Did you intend to call heartbeatManager.updateLifeline inside the synchronized(datanodeMap) or just inside synchronized (heartbeatManager). Do we need to keep the lock on datanodeMap while updating stats ?
This locking was intentional. If we do not hold the lock on datanodeMap during the get+update, then there is a risk that multiple heartbeats in flight for the same DataNode could cause a lost update, or even an inconsistency where the final state of the DatanodeDescriptor really contains some stats from one heartbeat and other stats from another heartbeat. I have not observed excessive lock contention here during the issues that prompted me to file this JIRA, so I didn't try hard to optimize this locking away. Some of the work in HDFS-8966 is likely to reduce the locking here anyway.
NN should still enforce a max number of skips and guarantee commands are sent in bounded time. Replication or block recovery is done through an asynchronous protocol, but oftentimes clients expect them to be done "soon".

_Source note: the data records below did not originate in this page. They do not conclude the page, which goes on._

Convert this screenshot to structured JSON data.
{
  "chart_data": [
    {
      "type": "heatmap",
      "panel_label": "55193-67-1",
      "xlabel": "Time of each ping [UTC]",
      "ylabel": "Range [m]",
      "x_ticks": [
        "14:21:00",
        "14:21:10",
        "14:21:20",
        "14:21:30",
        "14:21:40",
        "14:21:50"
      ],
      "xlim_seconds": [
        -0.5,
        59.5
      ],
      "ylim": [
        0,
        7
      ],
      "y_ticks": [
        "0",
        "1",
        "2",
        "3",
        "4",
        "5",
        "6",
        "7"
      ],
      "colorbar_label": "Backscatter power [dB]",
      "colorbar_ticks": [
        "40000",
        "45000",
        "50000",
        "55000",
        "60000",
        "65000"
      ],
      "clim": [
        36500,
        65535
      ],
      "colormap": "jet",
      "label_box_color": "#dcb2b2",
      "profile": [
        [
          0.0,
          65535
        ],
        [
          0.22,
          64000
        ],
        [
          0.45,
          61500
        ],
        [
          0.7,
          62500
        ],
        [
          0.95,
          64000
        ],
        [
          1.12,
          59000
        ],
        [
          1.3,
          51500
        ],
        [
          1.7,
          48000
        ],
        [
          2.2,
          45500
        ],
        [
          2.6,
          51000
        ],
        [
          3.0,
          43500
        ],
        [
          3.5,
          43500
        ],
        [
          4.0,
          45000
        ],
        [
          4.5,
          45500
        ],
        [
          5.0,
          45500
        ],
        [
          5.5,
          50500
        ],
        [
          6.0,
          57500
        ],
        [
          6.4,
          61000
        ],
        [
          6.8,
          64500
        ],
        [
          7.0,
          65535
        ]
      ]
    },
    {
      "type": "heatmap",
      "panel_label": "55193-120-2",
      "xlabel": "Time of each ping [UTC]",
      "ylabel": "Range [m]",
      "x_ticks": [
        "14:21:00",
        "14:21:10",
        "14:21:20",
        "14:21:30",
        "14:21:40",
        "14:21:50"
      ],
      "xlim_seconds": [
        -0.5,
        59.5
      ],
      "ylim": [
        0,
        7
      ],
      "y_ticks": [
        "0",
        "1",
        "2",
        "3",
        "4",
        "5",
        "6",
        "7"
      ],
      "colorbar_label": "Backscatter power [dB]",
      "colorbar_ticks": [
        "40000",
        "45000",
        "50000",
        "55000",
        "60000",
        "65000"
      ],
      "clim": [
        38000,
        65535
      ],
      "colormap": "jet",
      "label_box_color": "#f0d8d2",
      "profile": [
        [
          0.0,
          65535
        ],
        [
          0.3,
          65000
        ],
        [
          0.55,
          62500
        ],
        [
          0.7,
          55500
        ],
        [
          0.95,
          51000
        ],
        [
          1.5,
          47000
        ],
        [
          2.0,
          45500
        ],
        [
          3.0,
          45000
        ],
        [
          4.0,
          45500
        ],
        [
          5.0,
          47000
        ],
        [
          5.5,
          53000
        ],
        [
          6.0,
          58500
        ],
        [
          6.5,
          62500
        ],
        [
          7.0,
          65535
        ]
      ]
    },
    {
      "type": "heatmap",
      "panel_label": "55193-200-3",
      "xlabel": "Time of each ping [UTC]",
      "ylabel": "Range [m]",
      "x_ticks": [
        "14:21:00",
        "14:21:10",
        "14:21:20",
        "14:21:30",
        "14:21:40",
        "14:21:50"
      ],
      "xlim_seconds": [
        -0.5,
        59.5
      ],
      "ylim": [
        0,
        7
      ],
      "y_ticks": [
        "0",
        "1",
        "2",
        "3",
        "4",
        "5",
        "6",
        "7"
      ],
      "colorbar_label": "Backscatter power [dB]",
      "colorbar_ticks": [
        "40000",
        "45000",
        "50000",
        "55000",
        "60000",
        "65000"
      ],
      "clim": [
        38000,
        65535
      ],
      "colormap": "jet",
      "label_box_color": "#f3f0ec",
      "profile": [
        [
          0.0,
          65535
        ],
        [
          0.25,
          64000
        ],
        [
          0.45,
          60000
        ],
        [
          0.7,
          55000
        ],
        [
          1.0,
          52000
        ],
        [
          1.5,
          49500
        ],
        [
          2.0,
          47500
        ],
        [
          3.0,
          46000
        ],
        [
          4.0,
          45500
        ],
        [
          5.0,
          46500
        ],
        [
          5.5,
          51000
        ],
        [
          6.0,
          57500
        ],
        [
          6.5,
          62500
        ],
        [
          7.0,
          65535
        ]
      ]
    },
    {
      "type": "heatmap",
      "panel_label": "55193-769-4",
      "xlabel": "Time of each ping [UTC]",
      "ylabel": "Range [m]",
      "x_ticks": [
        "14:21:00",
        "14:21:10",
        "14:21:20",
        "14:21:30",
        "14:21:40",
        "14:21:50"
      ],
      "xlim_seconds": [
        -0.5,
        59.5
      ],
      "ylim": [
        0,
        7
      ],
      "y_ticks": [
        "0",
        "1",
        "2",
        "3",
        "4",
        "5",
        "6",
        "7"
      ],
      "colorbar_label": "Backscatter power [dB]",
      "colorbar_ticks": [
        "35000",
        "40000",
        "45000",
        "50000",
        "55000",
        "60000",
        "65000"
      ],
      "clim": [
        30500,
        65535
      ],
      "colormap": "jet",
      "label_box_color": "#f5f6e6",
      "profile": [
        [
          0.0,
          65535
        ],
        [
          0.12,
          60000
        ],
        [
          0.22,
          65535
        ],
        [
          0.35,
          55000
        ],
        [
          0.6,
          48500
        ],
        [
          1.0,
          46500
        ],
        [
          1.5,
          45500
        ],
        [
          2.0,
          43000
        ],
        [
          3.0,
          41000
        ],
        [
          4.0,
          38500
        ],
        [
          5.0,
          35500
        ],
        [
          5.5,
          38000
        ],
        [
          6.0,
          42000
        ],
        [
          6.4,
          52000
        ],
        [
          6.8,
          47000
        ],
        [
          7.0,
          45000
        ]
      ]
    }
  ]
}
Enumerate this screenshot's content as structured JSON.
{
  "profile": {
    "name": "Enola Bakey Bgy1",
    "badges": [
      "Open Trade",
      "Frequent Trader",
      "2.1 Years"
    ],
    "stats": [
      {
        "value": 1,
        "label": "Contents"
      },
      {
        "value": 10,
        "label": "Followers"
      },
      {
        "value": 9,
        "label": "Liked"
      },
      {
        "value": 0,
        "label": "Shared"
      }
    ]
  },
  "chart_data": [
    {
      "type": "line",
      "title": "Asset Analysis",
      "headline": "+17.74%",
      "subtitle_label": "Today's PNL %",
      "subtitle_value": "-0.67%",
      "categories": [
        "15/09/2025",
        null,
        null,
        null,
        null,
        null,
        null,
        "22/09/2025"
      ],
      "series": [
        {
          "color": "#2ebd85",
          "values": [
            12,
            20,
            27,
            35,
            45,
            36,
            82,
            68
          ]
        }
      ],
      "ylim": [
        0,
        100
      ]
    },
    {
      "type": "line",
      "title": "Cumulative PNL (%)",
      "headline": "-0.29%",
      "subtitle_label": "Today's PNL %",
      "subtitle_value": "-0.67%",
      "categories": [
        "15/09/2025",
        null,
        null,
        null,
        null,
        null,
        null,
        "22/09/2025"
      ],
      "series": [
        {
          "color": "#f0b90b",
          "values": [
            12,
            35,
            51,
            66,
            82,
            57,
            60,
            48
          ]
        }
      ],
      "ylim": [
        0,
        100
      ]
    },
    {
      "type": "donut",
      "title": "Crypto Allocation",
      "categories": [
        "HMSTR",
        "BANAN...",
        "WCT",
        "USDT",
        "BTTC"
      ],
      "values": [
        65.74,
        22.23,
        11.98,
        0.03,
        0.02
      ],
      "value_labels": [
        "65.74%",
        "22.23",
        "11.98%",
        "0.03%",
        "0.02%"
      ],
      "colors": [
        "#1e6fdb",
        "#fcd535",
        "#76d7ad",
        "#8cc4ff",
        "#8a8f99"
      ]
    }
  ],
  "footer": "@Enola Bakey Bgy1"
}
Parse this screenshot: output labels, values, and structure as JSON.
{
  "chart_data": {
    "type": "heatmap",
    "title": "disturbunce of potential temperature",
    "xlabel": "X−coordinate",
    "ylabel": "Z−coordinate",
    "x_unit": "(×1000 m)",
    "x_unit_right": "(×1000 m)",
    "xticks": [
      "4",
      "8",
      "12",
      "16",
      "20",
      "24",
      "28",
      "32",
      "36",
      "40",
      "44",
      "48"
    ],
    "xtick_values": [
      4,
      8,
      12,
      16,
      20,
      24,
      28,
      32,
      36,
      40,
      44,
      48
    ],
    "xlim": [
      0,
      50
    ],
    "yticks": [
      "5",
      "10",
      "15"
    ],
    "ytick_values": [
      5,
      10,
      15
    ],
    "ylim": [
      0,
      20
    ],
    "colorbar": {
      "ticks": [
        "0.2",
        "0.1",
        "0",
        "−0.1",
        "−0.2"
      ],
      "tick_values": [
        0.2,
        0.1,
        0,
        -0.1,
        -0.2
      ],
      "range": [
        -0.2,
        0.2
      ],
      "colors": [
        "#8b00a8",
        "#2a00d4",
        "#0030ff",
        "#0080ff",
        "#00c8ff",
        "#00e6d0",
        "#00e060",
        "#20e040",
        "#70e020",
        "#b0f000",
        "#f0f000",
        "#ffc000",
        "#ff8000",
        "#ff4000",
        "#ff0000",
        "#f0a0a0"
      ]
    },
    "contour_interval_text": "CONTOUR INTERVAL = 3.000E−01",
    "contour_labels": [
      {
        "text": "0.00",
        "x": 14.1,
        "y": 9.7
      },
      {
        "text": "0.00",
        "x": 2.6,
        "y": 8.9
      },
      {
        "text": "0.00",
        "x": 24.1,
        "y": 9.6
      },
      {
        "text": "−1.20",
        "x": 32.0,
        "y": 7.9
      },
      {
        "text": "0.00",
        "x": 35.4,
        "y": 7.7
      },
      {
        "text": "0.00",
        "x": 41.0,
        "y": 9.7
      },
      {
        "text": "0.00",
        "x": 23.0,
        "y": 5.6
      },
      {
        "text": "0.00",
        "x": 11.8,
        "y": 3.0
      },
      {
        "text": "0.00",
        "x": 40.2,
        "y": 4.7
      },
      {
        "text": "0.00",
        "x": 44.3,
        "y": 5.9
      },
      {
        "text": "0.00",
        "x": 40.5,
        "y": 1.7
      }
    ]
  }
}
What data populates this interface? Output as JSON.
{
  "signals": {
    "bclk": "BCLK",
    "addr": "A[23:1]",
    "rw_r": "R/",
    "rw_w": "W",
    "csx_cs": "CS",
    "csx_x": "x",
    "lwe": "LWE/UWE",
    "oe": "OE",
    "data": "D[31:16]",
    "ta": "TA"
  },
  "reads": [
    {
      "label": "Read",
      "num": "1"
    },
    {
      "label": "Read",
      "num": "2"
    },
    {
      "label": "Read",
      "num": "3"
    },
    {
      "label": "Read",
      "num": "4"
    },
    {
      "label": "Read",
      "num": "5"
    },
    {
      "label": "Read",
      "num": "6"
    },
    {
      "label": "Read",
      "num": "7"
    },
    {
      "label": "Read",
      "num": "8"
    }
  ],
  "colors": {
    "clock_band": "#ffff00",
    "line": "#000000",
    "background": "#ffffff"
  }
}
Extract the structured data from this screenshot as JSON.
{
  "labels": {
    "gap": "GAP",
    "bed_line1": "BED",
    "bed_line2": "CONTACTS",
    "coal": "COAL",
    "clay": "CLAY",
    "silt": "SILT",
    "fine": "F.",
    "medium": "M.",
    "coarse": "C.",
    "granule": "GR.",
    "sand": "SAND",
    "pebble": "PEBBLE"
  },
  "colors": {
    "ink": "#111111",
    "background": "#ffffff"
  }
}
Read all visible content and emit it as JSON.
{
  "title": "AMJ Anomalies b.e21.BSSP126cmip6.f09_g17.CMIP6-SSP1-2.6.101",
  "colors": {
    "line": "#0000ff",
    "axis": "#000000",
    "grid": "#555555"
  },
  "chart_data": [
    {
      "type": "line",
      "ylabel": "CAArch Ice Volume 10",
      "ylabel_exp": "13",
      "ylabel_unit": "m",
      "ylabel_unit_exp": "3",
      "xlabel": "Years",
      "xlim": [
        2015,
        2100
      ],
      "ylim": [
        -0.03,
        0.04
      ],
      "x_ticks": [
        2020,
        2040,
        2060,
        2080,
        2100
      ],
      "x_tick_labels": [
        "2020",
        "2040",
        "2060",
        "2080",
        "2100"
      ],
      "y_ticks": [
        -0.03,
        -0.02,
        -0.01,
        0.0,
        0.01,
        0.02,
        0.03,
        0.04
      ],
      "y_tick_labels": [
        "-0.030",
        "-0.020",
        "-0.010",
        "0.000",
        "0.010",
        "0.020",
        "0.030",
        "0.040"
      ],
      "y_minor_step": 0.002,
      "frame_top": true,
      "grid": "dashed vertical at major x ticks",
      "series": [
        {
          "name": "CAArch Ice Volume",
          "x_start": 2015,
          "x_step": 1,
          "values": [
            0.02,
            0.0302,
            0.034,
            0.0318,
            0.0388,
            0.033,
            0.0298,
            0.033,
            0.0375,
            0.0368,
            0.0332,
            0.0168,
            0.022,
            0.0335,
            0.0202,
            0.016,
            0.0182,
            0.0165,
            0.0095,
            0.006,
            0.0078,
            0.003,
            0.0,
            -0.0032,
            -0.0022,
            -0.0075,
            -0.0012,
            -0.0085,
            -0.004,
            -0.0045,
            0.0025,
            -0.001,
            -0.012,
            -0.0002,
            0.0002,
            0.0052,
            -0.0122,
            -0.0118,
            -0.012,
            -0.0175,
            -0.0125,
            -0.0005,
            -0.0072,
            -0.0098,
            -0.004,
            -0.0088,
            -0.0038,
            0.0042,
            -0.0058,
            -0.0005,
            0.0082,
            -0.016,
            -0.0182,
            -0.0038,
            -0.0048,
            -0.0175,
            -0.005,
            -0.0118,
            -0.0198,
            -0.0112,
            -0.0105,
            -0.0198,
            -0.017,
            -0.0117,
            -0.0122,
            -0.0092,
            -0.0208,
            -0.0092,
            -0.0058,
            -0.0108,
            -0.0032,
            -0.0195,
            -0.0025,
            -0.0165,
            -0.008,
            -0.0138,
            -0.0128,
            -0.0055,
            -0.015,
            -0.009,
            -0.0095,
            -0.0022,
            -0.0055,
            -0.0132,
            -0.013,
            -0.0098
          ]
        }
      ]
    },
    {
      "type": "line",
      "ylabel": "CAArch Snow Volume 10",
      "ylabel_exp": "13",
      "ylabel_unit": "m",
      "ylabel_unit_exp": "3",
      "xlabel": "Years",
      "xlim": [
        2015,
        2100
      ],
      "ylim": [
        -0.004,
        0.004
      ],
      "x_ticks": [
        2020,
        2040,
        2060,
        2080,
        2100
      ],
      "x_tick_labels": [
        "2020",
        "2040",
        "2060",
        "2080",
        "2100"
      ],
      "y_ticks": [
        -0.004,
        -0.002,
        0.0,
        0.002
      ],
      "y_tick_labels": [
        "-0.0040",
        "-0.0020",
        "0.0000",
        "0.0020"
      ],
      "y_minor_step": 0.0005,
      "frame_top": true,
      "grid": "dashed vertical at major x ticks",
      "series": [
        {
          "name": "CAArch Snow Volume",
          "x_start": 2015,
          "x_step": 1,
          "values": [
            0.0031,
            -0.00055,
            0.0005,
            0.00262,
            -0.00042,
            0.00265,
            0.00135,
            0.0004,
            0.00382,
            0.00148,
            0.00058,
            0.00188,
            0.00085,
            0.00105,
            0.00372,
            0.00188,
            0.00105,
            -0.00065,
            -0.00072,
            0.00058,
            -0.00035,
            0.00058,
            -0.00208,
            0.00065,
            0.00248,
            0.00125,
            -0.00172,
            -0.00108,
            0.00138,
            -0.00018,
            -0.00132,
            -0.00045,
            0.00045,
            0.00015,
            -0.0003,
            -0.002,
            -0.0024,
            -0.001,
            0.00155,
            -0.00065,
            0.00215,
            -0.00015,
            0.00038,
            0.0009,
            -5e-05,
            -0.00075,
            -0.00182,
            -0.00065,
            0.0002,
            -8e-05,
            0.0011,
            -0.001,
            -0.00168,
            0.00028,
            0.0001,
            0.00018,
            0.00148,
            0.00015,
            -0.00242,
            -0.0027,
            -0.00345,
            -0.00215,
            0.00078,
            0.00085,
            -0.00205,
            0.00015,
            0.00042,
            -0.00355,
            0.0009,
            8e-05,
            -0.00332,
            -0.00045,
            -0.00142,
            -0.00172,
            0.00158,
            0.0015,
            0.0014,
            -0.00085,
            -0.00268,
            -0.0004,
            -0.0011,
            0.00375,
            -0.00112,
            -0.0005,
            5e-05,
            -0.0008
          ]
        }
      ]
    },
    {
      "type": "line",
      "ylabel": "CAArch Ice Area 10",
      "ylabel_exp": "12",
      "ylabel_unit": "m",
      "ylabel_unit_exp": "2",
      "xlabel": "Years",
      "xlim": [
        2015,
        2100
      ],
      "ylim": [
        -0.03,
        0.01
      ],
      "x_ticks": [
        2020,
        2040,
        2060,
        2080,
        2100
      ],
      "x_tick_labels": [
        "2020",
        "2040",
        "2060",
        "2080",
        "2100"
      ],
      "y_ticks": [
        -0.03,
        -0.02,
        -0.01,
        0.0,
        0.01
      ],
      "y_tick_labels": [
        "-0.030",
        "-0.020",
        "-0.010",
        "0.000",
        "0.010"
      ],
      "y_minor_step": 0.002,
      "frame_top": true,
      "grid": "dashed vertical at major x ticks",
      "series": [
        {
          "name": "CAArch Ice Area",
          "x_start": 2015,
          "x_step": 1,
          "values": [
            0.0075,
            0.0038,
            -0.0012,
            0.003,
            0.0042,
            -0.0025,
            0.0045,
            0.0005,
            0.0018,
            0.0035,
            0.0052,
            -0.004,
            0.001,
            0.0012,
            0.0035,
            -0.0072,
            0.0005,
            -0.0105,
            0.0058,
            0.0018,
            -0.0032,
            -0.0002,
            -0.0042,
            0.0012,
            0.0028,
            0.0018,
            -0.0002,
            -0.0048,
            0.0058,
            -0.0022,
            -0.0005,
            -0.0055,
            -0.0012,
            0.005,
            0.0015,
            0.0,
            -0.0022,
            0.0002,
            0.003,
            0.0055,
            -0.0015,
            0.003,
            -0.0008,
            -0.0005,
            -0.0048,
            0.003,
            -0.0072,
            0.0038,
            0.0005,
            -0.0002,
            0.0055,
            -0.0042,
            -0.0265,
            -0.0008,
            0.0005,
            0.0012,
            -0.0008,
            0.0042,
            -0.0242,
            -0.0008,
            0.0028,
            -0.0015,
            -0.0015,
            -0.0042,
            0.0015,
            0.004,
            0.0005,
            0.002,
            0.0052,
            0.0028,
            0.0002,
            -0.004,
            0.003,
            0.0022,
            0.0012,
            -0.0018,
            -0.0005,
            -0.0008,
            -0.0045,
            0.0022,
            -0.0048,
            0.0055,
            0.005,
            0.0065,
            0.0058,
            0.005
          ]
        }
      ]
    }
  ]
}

Are you saying that beyond some skipping threshold, the heartbeat should still be considered a failure, eventually causing the DataNode to be marked stale and then dead? I'm not sure how we'd set such a threshold, given that there is no SLA defined on these operations AFAIK. I'd say there is still value in keeping a DataNode alive in these cases, such as for serving reader activity.
It seems the introduction of a new RPC server is to work around the existing functionality of RPC which only support QoS based on user names.
Yes, that's partially correct.
I agree that introduction of another RPC server is in some sense a workaround. In fact, I would make the same argument for dfs.namenode.servicerpc-address in the first place too. Lack of sophisticated QoS drove us to isolate operations to a separate RPC server. (dfs.namenode.servicerpc-address also can have some side benefits in multi-homed environments that want to dedicate a whole separate network interface to certain operations.)
I think a separate RPC server is a viable short-to-mid-term solution in the 2.x line. Longer term, I'd prefer that we evolve towards more sophisticated QoS that prioritizes critical "control plane" activity like heartbeats. However, this goes deeper than just QoS at the RPC layer, because we have observed contention on the namesystem lock as a contributing factor. This implies that a full solution, running on just one RPC server, requires some kind of call pre-emption capability, or maybe a cooperative multi-tasking approach with operations having the ability to yield the lock. This of course would violate a bunch of assumptions in the NameNode code, which is why I think it's infeasible in 2.x.